Mis à jour le par Olivier Vilain
Le romancier Yasmina Khadra est le parrain de la campagne du Printemps de la solidarité mondiale du Secours populaire. "J’espère être à la hauteur de cette mission absolument nécessaire. Ne pas être dans la solidarité serait être étranger à soi-même."

Écrivain algérien, vivant en France et rencontrant un succès mondial, Yasmina Khadra a accepté d’être le parrain de la campagne 2022 de solidarité internationale du Secours populaire. Il nous explique pourquoi et appelle chacun à être en éveil sur ce qui se passe autour de lui.

Pour quelles raisons êtes-vous devenu le parrain de la campagne du Printemps de la solidarité internationale du Secours populaire ?

Je ressens beaucoup d’enthousiasme ; ce n’est ni un privilège, ni une contrainte mais un devoir. Je suis un romancier algérien et, cette année, je suis le parrain de cette campagne. J’espère être à la hauteur de cette mission absolument nécessaire et juste parce que ça m’interpelle, me touche, me donne une raison d’exister ; car ne pas être dans la solidarité, c’est être étranger à soi-même. Rendez-vous compte de la situation : une partie énorme de la population gagne moins de deux euros par jour alors qu’en même temps, une poignée de gens concentrent des richesses inimaginables. Ce n’est pas possible, ça ne peut pas durer. Le Secours populaire est partout où il y a un appel à la solidarité, partout où des gens souffrent. Les humanistes sont en Afrique, en Asie, etc. Ils ont renoncé à leur statut. Ils sont là jour et nuit pour apporter une aide permanente aux populations.

Concernant la solidarité internationale, quels sont les thèmes qui vous viennent à l’esprit immédiatement : la lutte contre le racisme ? l’accueil des migrants et des réfugiés ? les droits des femmes ?…

Le Secours populaire agit partout contre toutes les tragédies humaines : la pauvreté, la guerre, les catastrophes naturelles, l’obscurantisme… Ce qui me touche le plus est l’énergie que l’association déploie pour les enfants. Avec les villages « Copain du Monde », ils découvrent l’art de vivre ensemble et de découvrir des amis d’un peu partout. A travers cela, le Secours populaire leur apporte aussi de l’apaisement, et c’est important. Chacun d’entre eux doit apprendre qu’il n’est pas seul, même si la société où il évolue est disloquée. Les enfants d’aujourd’hui feront le monde de demain, si bien qu’un enfant équilibré, c’est déjà un pas vers des lendemains qui chantent, je trouve.
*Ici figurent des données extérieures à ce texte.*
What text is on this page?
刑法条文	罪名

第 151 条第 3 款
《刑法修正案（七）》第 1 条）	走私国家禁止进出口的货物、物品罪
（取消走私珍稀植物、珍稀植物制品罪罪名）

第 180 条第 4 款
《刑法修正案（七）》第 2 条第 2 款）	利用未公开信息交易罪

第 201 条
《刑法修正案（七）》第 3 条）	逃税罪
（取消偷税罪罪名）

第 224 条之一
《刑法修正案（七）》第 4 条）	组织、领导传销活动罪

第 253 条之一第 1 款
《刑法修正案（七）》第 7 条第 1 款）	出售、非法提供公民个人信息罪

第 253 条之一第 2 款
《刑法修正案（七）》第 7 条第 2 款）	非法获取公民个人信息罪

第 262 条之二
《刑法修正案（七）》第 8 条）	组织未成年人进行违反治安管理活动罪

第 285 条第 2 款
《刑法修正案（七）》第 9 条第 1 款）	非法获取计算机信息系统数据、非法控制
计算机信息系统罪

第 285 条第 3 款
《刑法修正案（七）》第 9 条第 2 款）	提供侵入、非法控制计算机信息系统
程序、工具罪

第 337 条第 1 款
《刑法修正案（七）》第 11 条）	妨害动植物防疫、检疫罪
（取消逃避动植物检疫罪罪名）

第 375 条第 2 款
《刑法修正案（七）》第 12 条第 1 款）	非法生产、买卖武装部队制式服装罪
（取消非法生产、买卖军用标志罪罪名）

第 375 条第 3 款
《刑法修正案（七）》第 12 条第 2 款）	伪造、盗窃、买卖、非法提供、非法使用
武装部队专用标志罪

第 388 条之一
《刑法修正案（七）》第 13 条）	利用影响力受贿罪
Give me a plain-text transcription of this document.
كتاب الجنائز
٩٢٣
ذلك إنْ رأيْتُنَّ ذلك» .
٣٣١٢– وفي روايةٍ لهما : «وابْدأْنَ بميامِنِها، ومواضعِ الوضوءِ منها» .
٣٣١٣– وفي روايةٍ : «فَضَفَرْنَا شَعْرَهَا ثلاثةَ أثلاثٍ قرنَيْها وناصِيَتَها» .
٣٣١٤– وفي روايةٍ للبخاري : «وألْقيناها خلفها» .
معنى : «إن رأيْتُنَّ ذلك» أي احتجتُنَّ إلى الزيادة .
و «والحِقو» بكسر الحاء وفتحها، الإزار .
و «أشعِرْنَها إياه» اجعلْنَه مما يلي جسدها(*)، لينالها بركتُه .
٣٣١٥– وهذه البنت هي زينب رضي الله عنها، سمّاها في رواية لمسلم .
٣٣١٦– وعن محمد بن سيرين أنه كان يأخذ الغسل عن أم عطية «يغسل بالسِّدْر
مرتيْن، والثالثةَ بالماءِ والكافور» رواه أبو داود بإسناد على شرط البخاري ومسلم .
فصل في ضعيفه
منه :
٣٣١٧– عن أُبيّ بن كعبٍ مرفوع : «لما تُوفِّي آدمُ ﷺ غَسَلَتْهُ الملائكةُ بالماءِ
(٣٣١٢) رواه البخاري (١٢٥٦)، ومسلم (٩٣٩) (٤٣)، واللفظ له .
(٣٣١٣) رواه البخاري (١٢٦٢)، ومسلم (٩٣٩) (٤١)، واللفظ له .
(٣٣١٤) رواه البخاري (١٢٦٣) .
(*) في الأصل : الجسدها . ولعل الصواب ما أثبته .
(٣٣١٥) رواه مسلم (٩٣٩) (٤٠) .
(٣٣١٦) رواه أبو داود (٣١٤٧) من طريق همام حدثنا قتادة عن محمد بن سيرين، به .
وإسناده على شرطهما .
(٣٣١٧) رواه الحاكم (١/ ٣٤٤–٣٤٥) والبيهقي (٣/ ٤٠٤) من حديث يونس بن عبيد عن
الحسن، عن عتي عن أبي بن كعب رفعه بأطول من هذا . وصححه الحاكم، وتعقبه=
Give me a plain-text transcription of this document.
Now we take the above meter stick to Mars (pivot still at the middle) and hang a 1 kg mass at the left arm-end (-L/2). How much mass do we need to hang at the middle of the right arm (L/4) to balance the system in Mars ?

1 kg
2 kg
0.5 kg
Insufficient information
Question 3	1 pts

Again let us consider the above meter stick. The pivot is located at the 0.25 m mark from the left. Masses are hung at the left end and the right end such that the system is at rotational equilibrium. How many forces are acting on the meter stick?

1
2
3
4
La guerre c’est comme les ouragans, chaque ouragan a un nom différent mais les dévastations sont les mêmes

Vous dites, en substance, dans le texte que vous avez transmis au Secours populaire : « S’il n’éprouve pas le besoin d’aider les autres, l’être humain n’aura pas compris grand-chose à sa présence sur terre. » Le bénévolat et l’engagement sont donc pour vous très importants ?

C’est un appel à la conscience humaine ! Je trouve aberrant que l’on puisse passer devant une misère et ne pas s’attarder dessus ; que l’on puisse balayer une main tendue d’une chiquenaude. Vous savez comment Jean-Jacques Rousseau définit l’animal ? Comme « une créature dont la douleur se limite à sa propre souffrance ». Si un être humain souhaite un jour dépasser ce stade animal, il faut qu’il prenne conscience de la souffrance des autres.

Je me reconnais dans le travail du Secours populaire qui m’invite à l’éveil sur ce qui se passe autour de moi

La guerre, les conflits, traversent votre œuvre littéraire. Il y en a une trentaine en cours dans le monde, mais pensiez-vous qu’on la retrouverait un jour en Europe, comme on le voit en Ukraine ?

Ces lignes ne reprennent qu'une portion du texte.